Now in its second year, the Holderness Big Mountain program is a rapidly-growing discipline that lives under the school’s Freeski umbrella
. So what makes Big Mountain different from traditional Freeski disciplines like Halfpipe and Slopestyle? Instead of boosting over the 18-foot walls of a halfpipe or grinding rails on a slopestyle course, Big Mountain athletes compete on some of the East Coast’s most difficult natural terrain. This winter, athletes will travel to competitions at Jay Peak, Stowe, Magic Mountain, and Mad River Glen. At each venue, competitors ski or ride on a designated expert trail, scoring points based on how many natural features they hit. Athletes are also judged according to several additional criteria, including control, technique, fluidity, and the overall style and energy. Past competitions have taken place on Mad River Glen’s rugged and rocky Lift Line and the nearly-vertical Face Chutes at Jay Peak. For Big Mountain athletes, competition is all about creativity and split-second problem solving in difficult terrain – not racing against the clock on a manicured course.
“Skiing is a framework for learning life lessons: commitment, dedication, persistence,” Eli says. “It’s a tool, and freeride/big mountain skiing are really cool in that it incorporates some of your own decision making into the process.” Eli should know. Before coming to Holderness, he spent seven years as a coach for the Squaw Valley Big Mountain Team in Squaw Valley, California.
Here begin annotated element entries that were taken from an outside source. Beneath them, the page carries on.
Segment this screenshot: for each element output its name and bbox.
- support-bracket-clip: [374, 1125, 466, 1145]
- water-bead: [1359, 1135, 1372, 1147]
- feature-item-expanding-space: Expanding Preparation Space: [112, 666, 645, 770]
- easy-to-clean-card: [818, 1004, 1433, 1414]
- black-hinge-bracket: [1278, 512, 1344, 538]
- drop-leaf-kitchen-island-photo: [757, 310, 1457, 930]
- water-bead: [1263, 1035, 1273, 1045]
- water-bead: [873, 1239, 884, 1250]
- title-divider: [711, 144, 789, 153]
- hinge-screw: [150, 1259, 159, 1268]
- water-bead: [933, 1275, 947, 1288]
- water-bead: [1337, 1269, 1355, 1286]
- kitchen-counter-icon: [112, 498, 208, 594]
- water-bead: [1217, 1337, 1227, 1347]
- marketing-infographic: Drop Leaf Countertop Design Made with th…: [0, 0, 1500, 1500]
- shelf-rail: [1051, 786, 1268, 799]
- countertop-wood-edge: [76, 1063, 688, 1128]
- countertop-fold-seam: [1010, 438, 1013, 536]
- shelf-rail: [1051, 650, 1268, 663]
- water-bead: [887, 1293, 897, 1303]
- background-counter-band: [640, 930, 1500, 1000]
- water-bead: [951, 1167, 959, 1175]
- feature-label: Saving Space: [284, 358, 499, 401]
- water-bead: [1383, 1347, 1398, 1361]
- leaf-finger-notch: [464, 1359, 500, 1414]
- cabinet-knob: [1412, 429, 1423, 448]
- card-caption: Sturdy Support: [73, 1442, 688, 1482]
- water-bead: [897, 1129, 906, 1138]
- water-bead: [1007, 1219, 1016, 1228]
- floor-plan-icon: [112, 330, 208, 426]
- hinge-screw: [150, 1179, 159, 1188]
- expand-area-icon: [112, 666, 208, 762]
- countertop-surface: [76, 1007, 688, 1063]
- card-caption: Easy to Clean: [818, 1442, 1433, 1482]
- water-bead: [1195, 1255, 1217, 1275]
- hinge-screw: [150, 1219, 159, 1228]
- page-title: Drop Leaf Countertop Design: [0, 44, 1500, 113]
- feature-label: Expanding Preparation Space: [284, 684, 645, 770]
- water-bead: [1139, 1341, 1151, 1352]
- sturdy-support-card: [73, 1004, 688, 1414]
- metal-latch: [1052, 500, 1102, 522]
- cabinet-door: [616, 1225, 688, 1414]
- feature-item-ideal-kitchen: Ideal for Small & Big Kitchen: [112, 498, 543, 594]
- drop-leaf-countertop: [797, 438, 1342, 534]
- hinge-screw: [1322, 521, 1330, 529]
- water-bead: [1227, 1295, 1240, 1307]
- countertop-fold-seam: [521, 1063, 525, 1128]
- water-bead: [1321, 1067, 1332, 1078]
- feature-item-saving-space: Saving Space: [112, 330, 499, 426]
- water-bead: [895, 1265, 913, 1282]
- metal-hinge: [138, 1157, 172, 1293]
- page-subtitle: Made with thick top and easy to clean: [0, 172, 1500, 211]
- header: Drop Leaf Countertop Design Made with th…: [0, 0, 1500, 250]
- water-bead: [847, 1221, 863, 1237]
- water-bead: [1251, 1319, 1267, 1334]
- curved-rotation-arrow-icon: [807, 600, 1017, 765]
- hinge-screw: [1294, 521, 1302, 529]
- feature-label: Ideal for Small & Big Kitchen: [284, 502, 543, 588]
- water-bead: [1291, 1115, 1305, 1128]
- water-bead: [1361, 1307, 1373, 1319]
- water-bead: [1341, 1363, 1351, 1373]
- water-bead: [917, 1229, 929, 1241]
While there, he saw firsthand how the Big Mountain program was a perfect fit for kids who loved to ski and ride - but didn’t see themselves competing at a collegiate or professional level. “They didn’t want to go on and ski in D1,” Eli says. “They wanted to just enjoy skiing and be in the mountains and train and compete and have a community that they felt was supportive of that.”
If any community can support Big Mountain skiers and riders, it’s Holderness. With the school’s close proximity to training grounds at Loon Mountain and Cannon Mountain, Holderness is a de facto Big Mountain factory. And it’s no secret that Holderness develops some of the best skiers and snowboarders on the planet. Since 1940, Holderness has sent 17 athletes to the Olympics – most recently skiers Julia Ford ’08 and Julia Marino ’11, who competed in Sochi in 2014. The school even managed to produce one of the biggest big mountain skiers of all time - World Extreme Skiing Champion and X-Games medalist Chris Davenport ’89 - without even trying. Now, it’s trying.
Throughout the winter, Big Mountain athletes will divide their on-slope time between Loon and Cannon. At Loon, they’ll use some of the best terrain parks on the East Coast to learn valuable technical skills, like air awareness, from the school’s high-caliber freestyle coaches. At Cannon, they’ll apply those skills on the kind of rugged, natural terrain they will compete on. On-snow training will be complemented by training on campus, where athletes will use the school’s trampoline – and a planned air bag - to dial in the tricks they’ll perform in competitions. It’s a recipe for Big Mountain success, and one few other prep schools have followed. Holderness is leading the way in Big Mountain skiing and riding, just as it did when it started its Freeski & Snowboard program more than a decade ago. “We jumped on the Freeski-Slopestyle piece way before our peers did,” says Director of Snowboard & Freeski Alan Smarse. “Now, looking at trends, it’s hard to ignore that the Big Mountain piece is going to be that next thing in three years.”
With its strong focus on academics and athletics, Holderness offers the perfect environment for Big Mountain athletes to pursue the sport they love - without sacrificing their education. “Right now our peers really aren’t involved in playing in this area,” Alan says. “If you want a prep school experience and you want to be supported to the highest level that you can attain, I want Holderness to be the only place to do that.”